O GNC do Shopping Praia de Belas é um dos exemplos de cinema em Porto Alegre que está de acordo com a lei. Eles pagaram todo o passado e se comprometeram a obter a licença prévia com relação à execução de música , diz Alessandra. O processo que acionava o Praia de Belas Empreendimentos Cinematográficos já estava na esfera do STJ e foi firmado um acordo judicial em 2009.
Por uma política de autor
Um trabalho de conscientização. É como o gerente da unidade do Escritório Central de Arrecadação e Distribuição no Estado, Alvino de Souza, sintetiza a função de valorizar a propriedade intelectual. O Ecad não multa, não manda ninguém desligar o som.
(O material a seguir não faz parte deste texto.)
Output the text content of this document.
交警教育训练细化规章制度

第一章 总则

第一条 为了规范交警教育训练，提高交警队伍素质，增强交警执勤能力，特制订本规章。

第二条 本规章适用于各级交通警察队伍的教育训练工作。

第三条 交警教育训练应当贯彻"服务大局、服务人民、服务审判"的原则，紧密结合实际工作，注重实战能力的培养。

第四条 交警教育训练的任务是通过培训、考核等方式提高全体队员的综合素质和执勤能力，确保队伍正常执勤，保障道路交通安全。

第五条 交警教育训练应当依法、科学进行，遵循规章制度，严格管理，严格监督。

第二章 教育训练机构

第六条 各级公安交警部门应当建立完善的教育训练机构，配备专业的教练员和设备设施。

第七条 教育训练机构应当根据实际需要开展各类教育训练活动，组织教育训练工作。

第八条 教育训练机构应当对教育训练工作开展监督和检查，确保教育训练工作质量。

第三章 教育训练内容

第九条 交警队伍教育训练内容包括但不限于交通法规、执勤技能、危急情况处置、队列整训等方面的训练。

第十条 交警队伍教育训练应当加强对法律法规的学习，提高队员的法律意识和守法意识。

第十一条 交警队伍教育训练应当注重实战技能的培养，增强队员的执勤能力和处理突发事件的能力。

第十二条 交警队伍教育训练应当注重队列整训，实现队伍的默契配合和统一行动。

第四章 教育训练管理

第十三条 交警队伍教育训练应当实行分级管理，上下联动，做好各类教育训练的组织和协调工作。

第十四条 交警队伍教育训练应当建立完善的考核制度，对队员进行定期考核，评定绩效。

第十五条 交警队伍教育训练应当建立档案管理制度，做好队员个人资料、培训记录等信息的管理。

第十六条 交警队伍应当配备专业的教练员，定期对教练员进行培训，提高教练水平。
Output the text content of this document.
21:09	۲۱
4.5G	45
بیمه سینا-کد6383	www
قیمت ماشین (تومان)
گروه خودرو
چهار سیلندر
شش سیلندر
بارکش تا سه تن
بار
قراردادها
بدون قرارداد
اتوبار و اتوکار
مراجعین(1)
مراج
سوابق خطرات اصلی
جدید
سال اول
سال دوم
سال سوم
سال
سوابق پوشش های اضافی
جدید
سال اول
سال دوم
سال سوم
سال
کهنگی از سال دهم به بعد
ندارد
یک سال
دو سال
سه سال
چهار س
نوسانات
O técnico chega e conscientiza da retribuição autoral, para dizer que a música tem um dono e precisamos dar valor a esse dom de criação.
O gerente explica que o valor do direito autoral é estipulado de acordo com o ramo do negócio. A importância da música para um consultório médico é bem menor do que para uma boate, que não sobrevive sem ela. Por isso, o custo do som ambiente depende de uma fórmula que leva em conta a área do estabelecimento e o Ecad arrecada diretamente de locais que cobram ingressos: para as casas de diversão, é 7,5% da renda bruta; já nos cinemas, 2,5%. Informações e simulações de cálculo em www.ecad.org.br.